As a pastor, when I lived in New York City I embraced the high liturgy of Lutheran worship, because the context was culturally and spiritually appropriate. But, I also worked to add a more relaxed worship service with musical rhythms of rock n roll music, because there were those in our neighborhood in Brooklyn who connected with God in that style. In Rhode island, we did what some people call contemporary worship, but I like to refer to as culturally appropriate worship. Yes, I wore blue jeans once for a drama, but most of the time I dressed like I was right off the pages of Land's End, not because I wanted to be cool, but because that's the way I like to dress.

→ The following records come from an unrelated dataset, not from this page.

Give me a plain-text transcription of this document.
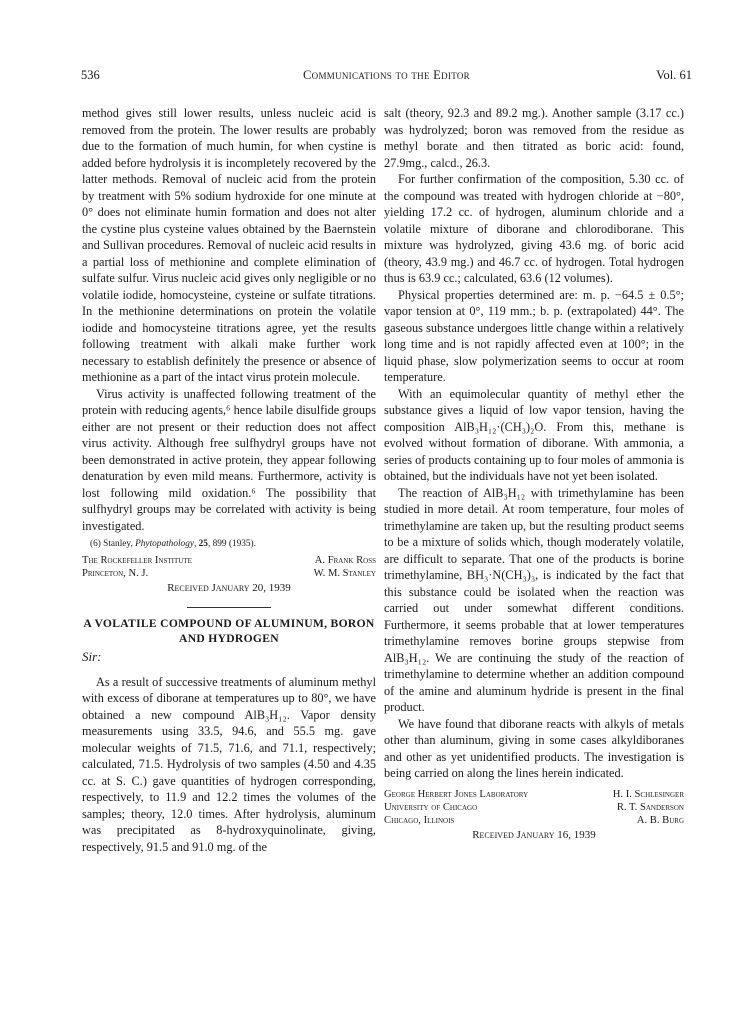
536	Communications to the Editor	Vol. 61

method gives still lower results, unless nucleic acid is removed from the protein. The lower results are probably due to the formation of much humin, for when cystine is added before hydrolysis it is incompletely recovered by the latter methods. Removal of nucleic acid from the protein by treatment with 5% sodium hydroxide for one minute at 0° does not eliminate humin formation and does not alter the cystine plus cysteine values obtained by the Baernstein and Sullivan procedures. Removal of nucleic acid results in a partial loss of methionine and complete elimination of sulfate sulfur. Virus nucleic acid gives only negligible or no volatile iodide, homocysteine, cysteine or sulfate titrations. In the methionine determinations on protein the volatile iodide and homocysteine titrations agree, yet the results following treatment with alkali make further work necessary to establish definitely the presence or absence of methionine as a part of the intact virus protein molecule.

Virus activity is unaffected following treatment of the protein with reducing agents,⁶ hence labile disulfide groups either are not present or their reduction does not affect virus activity. Although free sulfhydryl groups have not been demonstrated in active protein, they appear following denaturation by even mild means. Furthermore, activity is lost following mild oxidation.⁶ The possibility that sulfhydryl groups may be correlated with activity is being investigated.

(6) Stanley, Phytopathology, 25, 899 (1935).
The Rockefeller Institute	A. Frank Ross
Princeton, N. J.	W. M. Stanley
Received January 20, 1939
A VOLATILE COMPOUND OF ALUMINUM, BORON AND HYDROGEN
Sir:

As a result of successive treatments of aluminum methyl with excess of diborane at temperatures up to 80°, we have obtained a new compound AlB₃H₁₂. Vapor density measurements using 33.5, 94.6, and 55.5 mg. gave molecular weights of 71.5, 71.6, and 71.1, respectively; calculated, 71.5. Hydrolysis of two samples (4.50 and 4.35 cc. at S. C.) gave quantities of hydrogen corresponding, respectively, to 11.9 and 12.2 times the volumes of the samples; theory, 12.0 times. After hydrolysis, aluminum was precipitated as 8-hydroxyquinolinate, giving, respectively, 91.5 and 91.0 mg. of the

salt (theory, 92.3 and 89.2 mg.). Another sample (3.17 cc.) was hydrolyzed; boron was removed from the residue as methyl borate and then titrated as boric acid: found, 27.9mg., calcd., 26.3.

For further confirmation of the composition, 5.30 cc. of the compound was treated with hydrogen chloride at −80°, yielding 17.2 cc. of hydrogen, aluminum chloride and a volatile mixture of diborane and chlorodiborane. This mixture was hydrolyzed, giving 43.6 mg. of boric acid (theory, 43.9 mg.) and 46.7 cc. of hydrogen. Total hydrogen thus is 63.9 cc.; calculated, 63.6 (12 volumes).

Physical properties determined are: m. p. −64.5 ± 0.5°; vapor tension at 0°, 119 mm.; b. p. (extrapolated) 44°. The gaseous substance undergoes little change within a relatively long time and is not rapidly affected even at 100°; in the liquid phase, slow polymerization seems to occur at room temperature.

With an equimolecular quantity of methyl ether the substance gives a liquid of low vapor tension, having the composition AlB₃H₁₂·(CH₃)₂O. From this, methane is evolved without formation of diborane. With ammonia, a series of products containing up to four moles of ammonia is obtained, but the individuals have not yet been isolated.

The reaction of AlB₃H₁₂ with trimethylamine has been studied in more detail. At room temperature, four moles of trimethylamine are taken up, but the resulting product seems to be a mixture of solids which, though moderately volatile, are difficult to separate. That one of the products is borine trimethylamine, BH₃·N(CH₃)₃, is indicated by the fact that this substance could be isolated when the reaction was carried out under somewhat different conditions. Furthermore, it seems probable that at lower temperatures trimethylamine removes borine groups stepwise from AlB₃H₁₂. We are continuing the study of the reaction of trimethylamine to determine whether an addition compound of the amine and aluminum hydride is present in the final product.

We have found that diborane reacts with alkyls of metals other than aluminum, giving in some cases alkyldiboranes and other as yet unidentified products. The investigation is being carried on along the lines herein indicated.

George Herbert Jones Laboratory	H. I. Schlesinger
University of Chicago	R. T. Sanderson
Chicago, Illinois	A. B. Burg
Received January 16, 1939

In our New England Synod, I’ve witnessed authentic and powerful worship with jazz music at Zion Lutheran in Pittsfield, MA, formal liturgy and beautiful organ music at Trinity Lutheran in Worcester, MA, and a more relaxed guitar and drum driven worship at Sanctuary, Marshfield, MA. I've danced with the Puerto Rican rhythms of spanish language worship at Iglesia Luterana and Gloria Dei in Providence. I cannot believe that God wants me to pick one of these as the 'right way.' The common theme was an authenticity, a hard to describe connection with the numinous, and well, a hard to describe match between the people in worship and the leadership.

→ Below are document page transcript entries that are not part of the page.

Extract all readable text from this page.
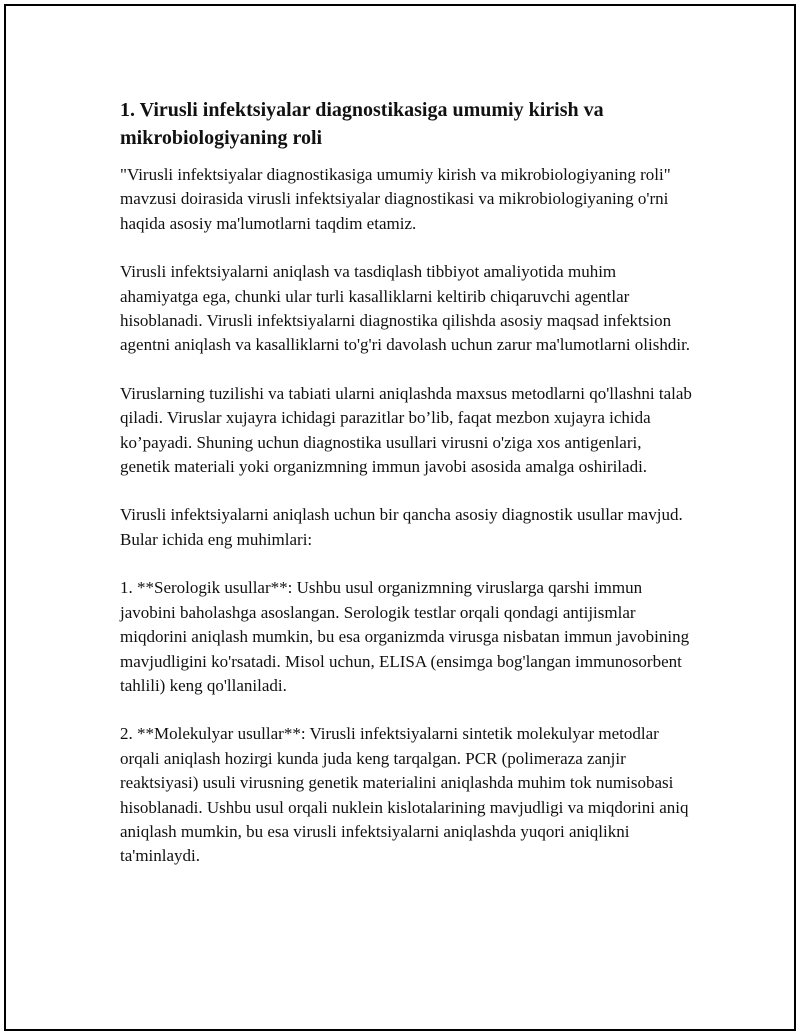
1. Virusli infektsiyalar diagnostikasiga umumiy kirish va mikrobiologiyaning roli
"Virusli infektsiyalar diagnostikasiga umumiy kirish va mikrobiologiyaning roli" mavzusi doirasida virusli infektsiyalar diagnostikasi va mikrobiologiyaning o'rni haqida asosiy ma'lumotlarni taqdim etamiz.
Virusli infektsiyalarni aniqlash va tasdiqlash tibbiyot amaliyotida muhim ahamiyatga ega, chunki ular turli kasalliklarni keltirib chiqaruvchi agentlar hisoblanadi. Virusli infektsiyalarni diagnostika qilishda asosiy maqsad infektsion agentni aniqlash va kasalliklarni to'g'ri davolash uchun zarur ma'lumotlarni olishdir.
Viruslarning tuzilishi va tabiati ularni aniqlashda maxsus metodlarni qo'llashni talab qiladi. Viruslar xujayra ichidagi parazitlar bo’lib, faqat mezbon xujayra ichida ko’payadi. Shuning uchun diagnostika usullari virusni o'ziga xos antigenlari, genetik materiali yoki organizmning immun javobi asosida amalga oshiriladi.
Virusli infektsiyalarni aniqlash uchun bir qancha asosiy diagnostik usullar mavjud. Bular ichida eng muhimlari:
1. **Serologik usullar**: Ushbu usul organizmning viruslarga qarshi immun javobini baholashga asoslangan. Serologik testlar orqali qondagi antijismlar miqdorini aniqlash mumkin, bu esa organizmda virusga nisbatan immun javobining mavjudligini ko'rsatadi. Misol uchun, ELISA (ensimga bog'langan immunosorbent tahlili) keng qo'llaniladi.
2. **Molekulyar usullar**: Virusli infektsiyalarni sintetik molekulyar metodlar orqali aniqlash hozirgi kunda juda keng tarqalgan. PCR (polimeraza zanjir reaktsiyasi) usuli virusning genetik materialini aniqlashda muhim tok numisobasi hisoblanadi. Ushbu usul orqali nuklein kislotalarining mavjudligi va miqdorini aniq aniqlash mumkin, bu esa virusli infektsiyalarni aniqlashda yuqori aniqlikni ta'minlaydi.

I’m going to invert Evan’s statement from above and rephrase what I see. “People are returning to churches because they find Jesus there.” And, I don’t mean that statement in some prefab everybody’s saying “Jesus loves you” kinda way. What I see is congregations that are seriously attempting to engage their communities are being Jesus communities. To quote Bonhoeffer: “The Church is the Church only when it exists for others...not dominating, but helping and serving. It must tell men of every calling what it means to live for Christ, to exist for others.”

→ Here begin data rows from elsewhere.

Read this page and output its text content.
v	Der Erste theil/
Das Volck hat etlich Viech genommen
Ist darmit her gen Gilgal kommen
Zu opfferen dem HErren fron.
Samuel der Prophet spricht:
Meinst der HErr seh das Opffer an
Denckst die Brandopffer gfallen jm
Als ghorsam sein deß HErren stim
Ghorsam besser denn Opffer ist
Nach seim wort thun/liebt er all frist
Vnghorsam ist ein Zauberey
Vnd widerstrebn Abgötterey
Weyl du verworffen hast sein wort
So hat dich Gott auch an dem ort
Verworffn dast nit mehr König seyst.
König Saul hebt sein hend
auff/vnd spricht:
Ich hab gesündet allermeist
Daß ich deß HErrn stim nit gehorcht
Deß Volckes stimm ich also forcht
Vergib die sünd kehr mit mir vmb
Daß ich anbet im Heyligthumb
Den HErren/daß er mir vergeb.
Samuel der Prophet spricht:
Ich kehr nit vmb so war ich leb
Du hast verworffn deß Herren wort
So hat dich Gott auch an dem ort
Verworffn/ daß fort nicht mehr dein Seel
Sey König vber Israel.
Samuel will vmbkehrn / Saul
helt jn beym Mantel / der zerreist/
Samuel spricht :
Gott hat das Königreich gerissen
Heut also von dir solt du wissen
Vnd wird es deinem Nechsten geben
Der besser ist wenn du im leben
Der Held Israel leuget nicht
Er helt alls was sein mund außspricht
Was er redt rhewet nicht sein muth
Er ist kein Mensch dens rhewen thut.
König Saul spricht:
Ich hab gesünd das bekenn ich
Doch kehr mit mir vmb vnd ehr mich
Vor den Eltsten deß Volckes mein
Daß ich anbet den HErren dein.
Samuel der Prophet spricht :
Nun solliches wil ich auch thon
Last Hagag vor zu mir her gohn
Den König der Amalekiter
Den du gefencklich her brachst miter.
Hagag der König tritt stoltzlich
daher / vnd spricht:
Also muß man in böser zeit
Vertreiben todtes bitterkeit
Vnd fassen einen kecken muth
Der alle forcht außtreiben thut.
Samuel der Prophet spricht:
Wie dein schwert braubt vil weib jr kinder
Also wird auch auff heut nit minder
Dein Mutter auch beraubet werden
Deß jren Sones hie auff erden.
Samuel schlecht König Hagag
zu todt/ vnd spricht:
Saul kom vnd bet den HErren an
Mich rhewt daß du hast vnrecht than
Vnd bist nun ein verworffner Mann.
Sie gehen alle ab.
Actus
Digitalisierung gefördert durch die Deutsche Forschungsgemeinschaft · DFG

These churches are making a difference in the lives of people who don’t frequent the door of a church building. They are serving meals, raising funds to keep swimming pools open in the city in summer when municipalities are fiscally constrained, they start AIDS ministry, they are starting medical clinics, they are providing pro bono legal services, they are reading to children in first grade. AND THEN They are connecting worship to that Jesus servant lifestyle in a way that speaks to the pain and suffering of human life. They are not providing sermons on 6 points to raise your stock portfolio, but they might do a series on 12 steps of AA and Christianity. They are telling biblical stories of Job, and Hosea, and Peter, and connecting them to the suffering of life, and the peculiar way inwhich God enters into that pain, not to fix it, but to somehow be present. In that presence, there is a redemption. After all who hasn’t wondered why is God punishing me like Job, or why has my spouse run off with another (Hosea), or denied the very existence of God/Jesus (Peter). These are not old stories, these are living stories that are alive today, its just the names are changed.
My point, if there is only one here, is to encourage us to look, not for easy answers. (Fix the worship, fix the Sunday school, fix the way we receive the offering) No, the answer is to embrace the challenge, and realize that authenticity is really really hard work. It is marathon work, not sprinters work. In a person it takes a lifetime of community, honesty and vulnerability. In a church, it’s, well, it’s even harder, cause you are working with people. Some people want to grow, some people think they wanna grow, some people think they’re done, and most people are doing the best they can.